Little bender on the big hill above the house. Hadn't been up there in a while so I got in a few laps. Foot hurts running on flat ground, but felt fine on the steep. Trail's in great shape. Wore my old Yaktracs today, decided I prefer those much more than the much touted Microspikes. Lighter by a long shot, keep my foot closer to the ground on hard ground, fit to the bottom of my foot better. Not quite as grippy on pure water ice, but then neither are Microspikes all that grippy on the clear stuff. Anyway, there's one rant and here is another.

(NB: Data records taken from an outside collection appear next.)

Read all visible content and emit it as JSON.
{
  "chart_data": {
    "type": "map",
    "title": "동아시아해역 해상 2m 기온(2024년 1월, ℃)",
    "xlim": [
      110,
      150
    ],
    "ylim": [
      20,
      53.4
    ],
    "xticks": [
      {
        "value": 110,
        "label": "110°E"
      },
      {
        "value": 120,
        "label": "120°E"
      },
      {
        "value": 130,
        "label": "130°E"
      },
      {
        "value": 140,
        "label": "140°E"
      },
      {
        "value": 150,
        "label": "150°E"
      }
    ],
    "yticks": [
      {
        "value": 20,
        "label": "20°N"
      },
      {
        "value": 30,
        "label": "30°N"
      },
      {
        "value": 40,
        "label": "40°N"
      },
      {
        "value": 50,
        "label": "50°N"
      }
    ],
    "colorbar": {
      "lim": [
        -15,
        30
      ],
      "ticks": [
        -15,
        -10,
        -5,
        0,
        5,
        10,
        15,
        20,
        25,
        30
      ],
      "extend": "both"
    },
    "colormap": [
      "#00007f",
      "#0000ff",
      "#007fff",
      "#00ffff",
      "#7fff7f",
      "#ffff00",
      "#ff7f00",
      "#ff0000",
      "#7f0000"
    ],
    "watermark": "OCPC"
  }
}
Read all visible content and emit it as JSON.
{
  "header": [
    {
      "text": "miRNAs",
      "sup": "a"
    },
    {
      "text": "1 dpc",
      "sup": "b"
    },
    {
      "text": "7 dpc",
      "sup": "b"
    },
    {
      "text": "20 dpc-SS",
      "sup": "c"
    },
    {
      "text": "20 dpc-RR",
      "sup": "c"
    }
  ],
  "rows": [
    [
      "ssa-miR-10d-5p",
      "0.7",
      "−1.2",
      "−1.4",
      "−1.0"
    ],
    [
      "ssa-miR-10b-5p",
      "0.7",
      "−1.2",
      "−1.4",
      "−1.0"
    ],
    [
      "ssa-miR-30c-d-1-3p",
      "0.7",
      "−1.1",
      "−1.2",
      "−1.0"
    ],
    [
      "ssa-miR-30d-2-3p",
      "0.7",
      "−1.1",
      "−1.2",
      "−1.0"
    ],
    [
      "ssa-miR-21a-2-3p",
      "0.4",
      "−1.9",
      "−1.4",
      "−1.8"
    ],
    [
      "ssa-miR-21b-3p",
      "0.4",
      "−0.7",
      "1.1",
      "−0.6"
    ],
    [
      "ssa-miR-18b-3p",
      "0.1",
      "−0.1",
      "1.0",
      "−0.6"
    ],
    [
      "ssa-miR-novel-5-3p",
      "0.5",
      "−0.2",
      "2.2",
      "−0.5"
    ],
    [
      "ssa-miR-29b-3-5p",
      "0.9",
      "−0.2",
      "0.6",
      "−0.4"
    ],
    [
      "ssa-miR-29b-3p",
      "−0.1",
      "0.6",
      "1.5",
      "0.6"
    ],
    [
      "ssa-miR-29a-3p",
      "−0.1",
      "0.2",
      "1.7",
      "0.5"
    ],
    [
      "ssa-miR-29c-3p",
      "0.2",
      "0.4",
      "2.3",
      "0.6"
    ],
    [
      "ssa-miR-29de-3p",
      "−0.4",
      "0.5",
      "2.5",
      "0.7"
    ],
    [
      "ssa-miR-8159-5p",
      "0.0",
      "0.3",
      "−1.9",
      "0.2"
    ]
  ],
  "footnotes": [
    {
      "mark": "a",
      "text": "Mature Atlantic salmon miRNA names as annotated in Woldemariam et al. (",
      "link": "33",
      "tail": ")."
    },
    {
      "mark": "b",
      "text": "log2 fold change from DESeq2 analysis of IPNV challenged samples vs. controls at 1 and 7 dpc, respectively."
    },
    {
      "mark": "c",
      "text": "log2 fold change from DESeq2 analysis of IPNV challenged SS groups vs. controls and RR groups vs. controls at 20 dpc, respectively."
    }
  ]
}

If any O-town runners actually read this, thought I'd post my somewhat novice but relevant observation on a hidden danger that exsists on a trail many of us use all time and probably take the risk for granted. Some may not be aware, but there are a couple of significant avalanche paths that cross the trail on the upper part of the Malan's Peak trail. The elevation and aspect, North to Northeast, put it in the bullseye for some of the instability that exsists this year, and really, every year during times of instability. These paths have slid multiple times every winter that I have run up there. They luckily go naturally and I assume during a snow loading event such as heavy snowfall of wind from the south-southwest and luckily no one has been in the way yet. While not typically huge, the slides that occur in these spots are more than enough to burry a person. Another thing to keep in mind is that the trail does not go through the starting zone, but does cut right through the deposition zone. This means that a human triggered avalanche would have to be remotely triggered, or started from a distance, below the starting zone. Something that isn't likely all the time, but during times of high instability as we have had this year, it is a real possibilty. Just keep it in mind, maybe check the Avalanche Forecast before you go if there is any doubt.
Sorry in advance my phone didn't upload the whole pic on a few of these:
This is the biggerst starting zone and slide path. Notice the scubby trees in the slide path with Pines in the areas where it doesn't slide.
This is looking down off the trail from the same spot. Notice the trail below (center). Same thing, scrubby trees with pines on the sides of the path. Frequent slides keep the big trees from growing here.
Smaller path a little further up trail. Notice the avalanche debris piled up in the gully. Harder to see due to new snow since the slide.
Looking down trail you can see where this path comes across the trail. This is below the big statring zone from above.
Deposition zone below the trail. Full of avy debris right now, just not apparent because it's coverd by a little new snow. Wrong place, wrong time and someone could end up in there.